Future networks will be able to share a same physical infrastructure: this will guarantee multiple networks simultaneously running without interfering with one another’s operation. Actually, allowing multiple networks to share the same physical infrastructure requires virtualizing and managing network resources (i.e., processing, storage, routing/forwarding nodes and links).
So let’s suppose we wish designing a virtual network capable of self-management operations: one can imagine a set of atomic functions to be performed on links (e.g. Label Switched Path – LSP) and virtual resources (slices of processing, storage and routing/forwarding). For example, some typical operations on a link may include: set-up/tear-down, modification of bandwidth, forwarding, monitoring, etc. In other words, we wish a virtual network able to function and learn over time without (or with a limited) supervision by either a human or some other external centralised system. As in humans, emotions seem to play the role of an evaluation instrument for learning, we wish including “emotions” in our network architectures to serve the self-management purposes.
Let’s start by referring to two well-known cognition theories (the Global Workspace and the Pandemonium Theory).
Global Workspace Theory
There is considerable empirical evidence from fMRI brain imaging experiments to show that individual human consciousness involves a single global workspace. Global Workspace Theory (GWT) (Baars, 1988, 1997, 2003) argues that human cognition is implemented by a multitude of relatively small, special purpose processes.
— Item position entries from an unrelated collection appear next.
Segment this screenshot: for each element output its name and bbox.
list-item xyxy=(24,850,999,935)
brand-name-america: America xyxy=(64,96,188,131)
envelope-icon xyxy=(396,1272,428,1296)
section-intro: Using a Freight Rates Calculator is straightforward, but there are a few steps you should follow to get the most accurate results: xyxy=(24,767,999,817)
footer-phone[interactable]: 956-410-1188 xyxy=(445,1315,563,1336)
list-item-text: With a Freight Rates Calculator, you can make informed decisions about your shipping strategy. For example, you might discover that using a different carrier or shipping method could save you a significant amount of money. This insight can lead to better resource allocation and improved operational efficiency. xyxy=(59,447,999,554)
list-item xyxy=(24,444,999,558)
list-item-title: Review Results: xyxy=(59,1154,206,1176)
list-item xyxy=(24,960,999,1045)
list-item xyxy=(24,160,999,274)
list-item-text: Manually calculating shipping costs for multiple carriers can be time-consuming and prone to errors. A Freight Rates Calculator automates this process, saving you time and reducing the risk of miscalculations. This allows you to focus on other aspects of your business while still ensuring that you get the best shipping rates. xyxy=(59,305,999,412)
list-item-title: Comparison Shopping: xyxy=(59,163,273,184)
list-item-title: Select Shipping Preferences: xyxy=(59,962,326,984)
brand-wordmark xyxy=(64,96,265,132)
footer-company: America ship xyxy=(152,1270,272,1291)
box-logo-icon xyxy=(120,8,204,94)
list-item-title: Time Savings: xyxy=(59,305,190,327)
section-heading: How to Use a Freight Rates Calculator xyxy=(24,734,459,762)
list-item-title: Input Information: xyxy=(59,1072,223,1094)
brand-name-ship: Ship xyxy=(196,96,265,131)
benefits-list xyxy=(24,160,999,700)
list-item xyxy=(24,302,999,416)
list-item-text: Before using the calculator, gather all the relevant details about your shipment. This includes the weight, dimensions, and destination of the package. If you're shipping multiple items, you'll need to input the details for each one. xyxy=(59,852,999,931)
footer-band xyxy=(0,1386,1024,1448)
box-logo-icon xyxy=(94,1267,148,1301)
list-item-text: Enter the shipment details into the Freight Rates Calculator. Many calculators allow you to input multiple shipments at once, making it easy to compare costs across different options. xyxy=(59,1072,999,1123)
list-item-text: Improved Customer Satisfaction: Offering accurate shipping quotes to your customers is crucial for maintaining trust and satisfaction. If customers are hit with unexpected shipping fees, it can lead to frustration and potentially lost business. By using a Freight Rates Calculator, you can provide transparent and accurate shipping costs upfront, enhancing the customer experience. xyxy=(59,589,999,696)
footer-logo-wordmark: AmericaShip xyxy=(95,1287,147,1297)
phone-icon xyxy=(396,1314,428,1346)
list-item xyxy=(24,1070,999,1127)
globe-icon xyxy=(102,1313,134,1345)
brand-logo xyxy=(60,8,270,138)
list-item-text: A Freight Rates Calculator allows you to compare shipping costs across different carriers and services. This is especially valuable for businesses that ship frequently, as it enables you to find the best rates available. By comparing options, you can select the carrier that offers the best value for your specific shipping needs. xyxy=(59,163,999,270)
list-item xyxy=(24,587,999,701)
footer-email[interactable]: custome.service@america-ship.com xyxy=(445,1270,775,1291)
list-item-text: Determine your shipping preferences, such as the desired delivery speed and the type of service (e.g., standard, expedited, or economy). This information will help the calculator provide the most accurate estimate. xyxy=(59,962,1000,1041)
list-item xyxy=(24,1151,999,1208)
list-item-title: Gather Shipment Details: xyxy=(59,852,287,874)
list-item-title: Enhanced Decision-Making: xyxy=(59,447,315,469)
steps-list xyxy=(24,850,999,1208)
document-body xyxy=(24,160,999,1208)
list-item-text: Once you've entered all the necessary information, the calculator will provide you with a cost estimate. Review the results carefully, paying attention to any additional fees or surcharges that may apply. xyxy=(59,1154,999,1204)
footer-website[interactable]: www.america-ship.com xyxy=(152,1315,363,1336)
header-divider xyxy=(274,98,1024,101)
Direct communication between them is rare and over a narrow bandwidth, whilst coalitions of such processes find their way into a global workspace.
Workspace serves to broadcast the message of the coalition to all the unconscious processors, in order to recruit other processors to join. All this takes place in a certain contexts which is itself a coalition of processes. According to GWT, brain can be viewed as a collection of distributed specialized networks (processors). Consciousness, associated with a global workspace in the brain, is a shared memory capacity whose contents are broadcasted to many unconscious specialized networks. A global workspace can also serve to integrate many competing and cooperating input networks.
Pandemonium Theory (Selfridge’s, 1958) is a connectionist architecture originally used for pattern recognition. Multiple independent processes called demons work simultaneously recognizing specific conditions (or a set of them). Demons have links that allows them to “call” other demons. J. Jackson (1987) extended the original Pandemonium theory by creating the stadium metaphor, organizing demons in two different locations, the equivalent of stands and arena of a stadium. A system consists of a crowd of usually dormant demons located at the stands, from where a few demons could go down to the arena and start exciting the crowd. Some demons in the crowd get more excited and start to yell louder. If a demon yells loudly enough, it gets to go down to the playing field and become active. Whenever a demon enters the playing field, the arena creates associations (if they do not already exist) between the incoming demon and any demons already on the field. These connections between demons are created or strengthened according to the time they are together on the arena, following a Hebbian learning scheme. Processes of the global workspace theory where correspond to demons of the Pandemonium theory. Global workspace is the arena.
Arena can perform the actual input and output functions of our network. It can also calculate a “gain”, i.e., a variable to measure how well the network is performing. Gain is up (goals achieved) if things are going well, down when doing poorly. The higher the gain, the more links are a strengthened by time together on the field. Gain determines how to strengthen or weaken associations between components: so network steers towards goals.
Lightweight components can be associated to each network entities (i.e., processing, storage, routing/forwarding virtual nodes and links). This component is in charge to build-up and tear down perceptual structures (of the associated virtual resource) and to direct the self-management operations.
If gain is modelled as a vector of four numbers each of which can be thought of as analogous to the four basic emotions, anger, sadness, happiness, and fear, then network’s emotional state at any one time is, therefore, considered to be the combination of the four emotions. Emotion components are then also introduced. When an emotion component’s preconditions are met it fires, modifying the value of a global variable representing the portion of the emotion vector associated with the component’s preconditions. The value of an individual element (emotion) in the gain vector can be modified when an emotion component fires.
Now last step: let’s imagine a function workspace (like an arena) populated with a myriad of these resource and emotion components behaving according the models of the GWT or/and the Pandemonium Theory. An interesting consequence is that the emergent network representation and self-management will be driven by a myriad of micro-behaviours rather than in traditional systems, where knowledge representation is driving management and behaviour.
Network will look like having associative memory capability based on a sparse distributed memory mechanisms. New perception associates with past experiences including actions and emotions. Remembered emotions activate emotion components that, in turn, influence actions selection.